## Precalculus (6th Edition) Blitzer

The value of A so that the function f\left( x \right)=\left\{ \begin{align} & {{x}^{2}}\text{ if }x<1 \\ & Ax-3\text{ if }x\ge 1 \end{align} \right. is continuous at $1$ is $A=4$.

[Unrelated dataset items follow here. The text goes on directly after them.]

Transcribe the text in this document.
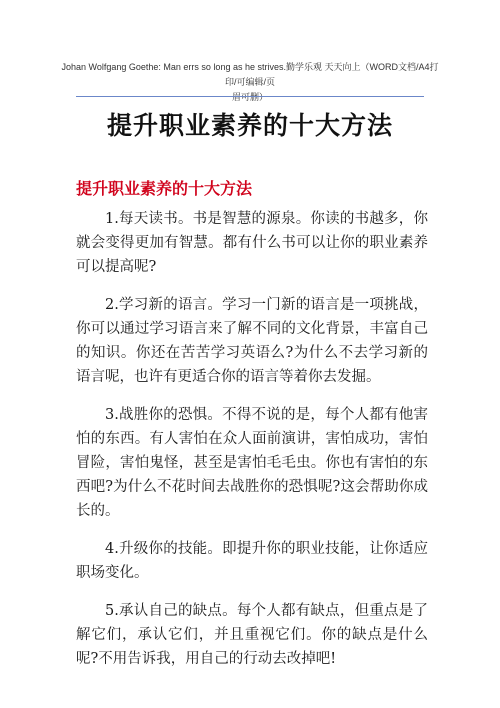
Johan Wolfgang Goethe: Man errs so long as he strives.勤学乐观 天天向上（WORD文档/A4打印/可编辑/页
眉可删）
提升职业素养的十大方法
提升职业素养的十大方法

1.每天读书。书是智慧的源泉。你读的书越多，你就会变得更加有智慧。都有什么书可以让你的职业素养可以提高呢?

2.学习新的语言。学习一门新的语言是一项挑战，你可以通过学习语言来了解不同的文化背景，丰富自己的知识。你还在苦苦学习英语么?为什么不去学习新的语言呢，也许有更适合你的语言等着你去发掘。

3.战胜你的恐惧。不得不说的是，每个人都有他害怕的东西。有人害怕在众人面前演讲，害怕成功，害怕冒险，害怕鬼怪，甚至是害怕毛毛虫。你也有害怕的东西吧?为什么不花时间去战胜你的恐惧呢?这会帮助你成长的。

4.升级你的技能。即提升你的职业技能，让你适应职场变化。

5.承认自己的缺点。每个人都有缺点，但重点是了解它们，承认它们，并且重视它们。你的缺点是什么呢?不用告诉我，用自己的行动去改掉吧!
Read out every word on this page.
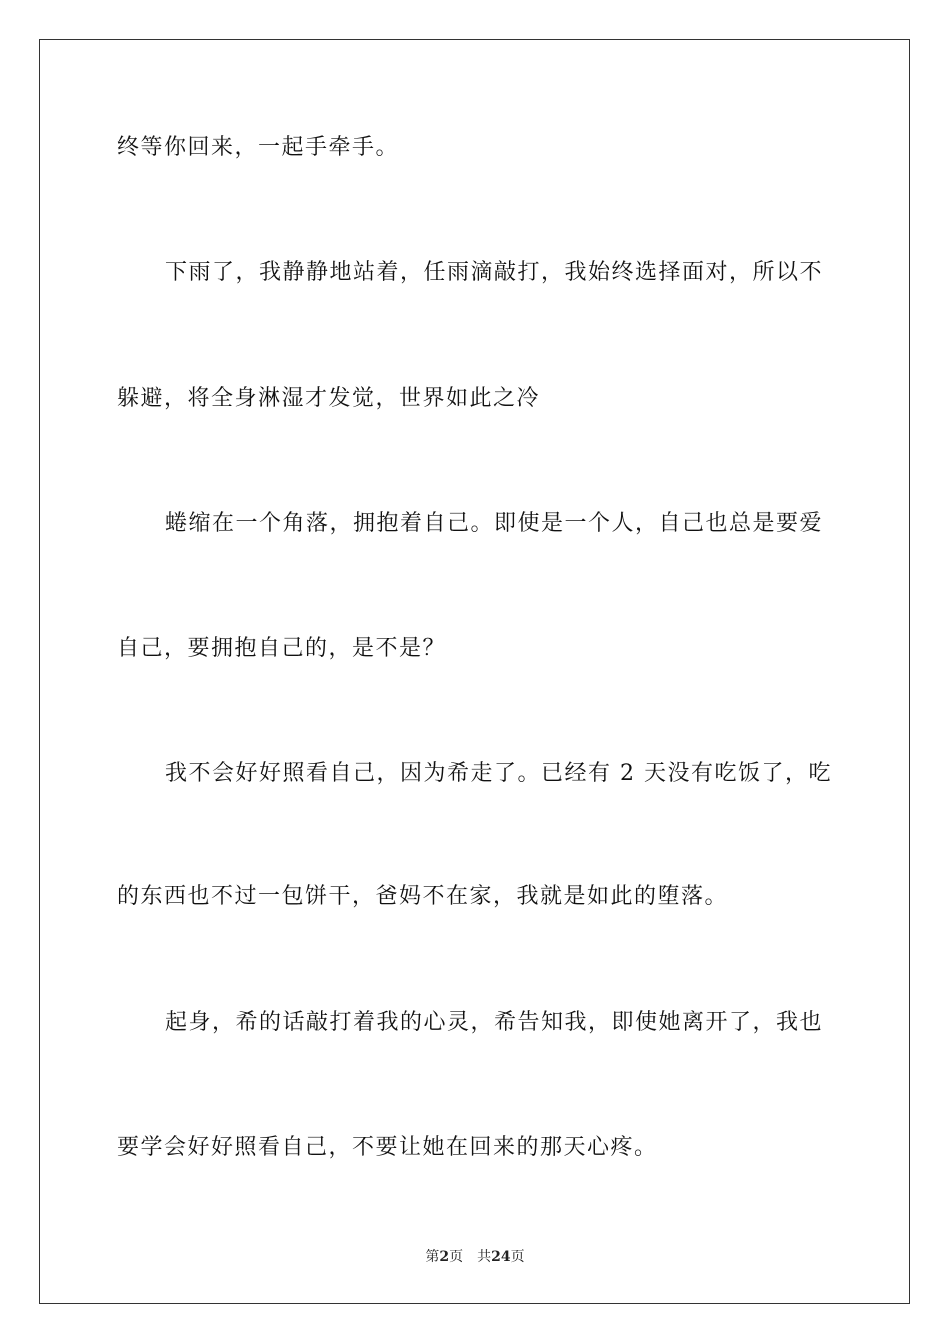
终等你回来，一起手牵手。
下雨了，我静静地站着，任雨滴敲打，我始终选择面对，所以不
躲避，将全身淋湿才发觉，世界如此之冷
蜷缩在一个角落，拥抱着自己。即使是一个人，自己也总是要爱
自己，要拥抱自己的，是不是？
我不会好好照看自己，因为希走了。已经有 2 天没有吃饭了，吃
的东西也不过一包饼干，爸妈不在家，我就是如此的堕落。
起身，希的话敲打着我的心灵，希告知我，即使她离开了，我也
要学会好好照看自己，不要让她在回来的那天心疼。
第2页 共24页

Consider the function f\left( x \right)=\left\{ \begin{align} & {{x}^{2}}\text{ if }x<1 \\ & Ax-3\text{ if }x\ge 1 \end{align} \right.. Find the value of $f\left( x \right)$ at $a=1$. From the definition of the function, for $x=1$, $f\left( x \right)=Ax-3$ . Then the value of $f\left( x \right)$ at $a=1$ is, \begin{align} & f\left( 1 \right)=A\left( 1 \right)-3 \\ & =A-3 \end{align} Now find the value of $\,\underset{x\to 1}{\mathop{\lim }}\,f\left( x \right)$, First find the left hand limit of $\,f\left( x \right)$, $\underset{x\to {{1}^{-}}}{\mathop{\lim }}\,f\left( x \right)={{\left( 1 \right)}^{2}}=1$ Now find the right hand limit of $\,f\left( x \right)$, \begin{align} & \underset{x\to {{1}^{+}}}{\mathop{\lim }}\,f\left( x \right)=A\left( 1 \right)-3 \\ & =A-3 \end{align} For the function to be continuous at the point $a=1$, the $\,\underset{x\to 1}{\mathop{\lim }}\,f\left( x \right)$ must exist. The value of $\,\underset{x\to 1}{\mathop{\lim }}\,f\left( x \right)$ can exist only if $\underset{x\to {{1}^{-}}}{\mathop{\lim }}\,f\left( x \right)=\underset{x\to {{1}^{+}}}{\mathop{\lim }}\,f\left( x \right)$ From the above steps, solve the equation $1=A-3$ for the value of A. \begin{align} & 1=A-3 \\ & A=3+1 \\ & A=4 \end{align} Therefore, the value of A so that the function f\left( x \right)=\left\{ \begin{align} & {{x}^{2}}\text{ if }x<1 \\ & Ax-3\text{ if }x\ge 1 \end{align} \right. is continuous at $1$ is $A=4$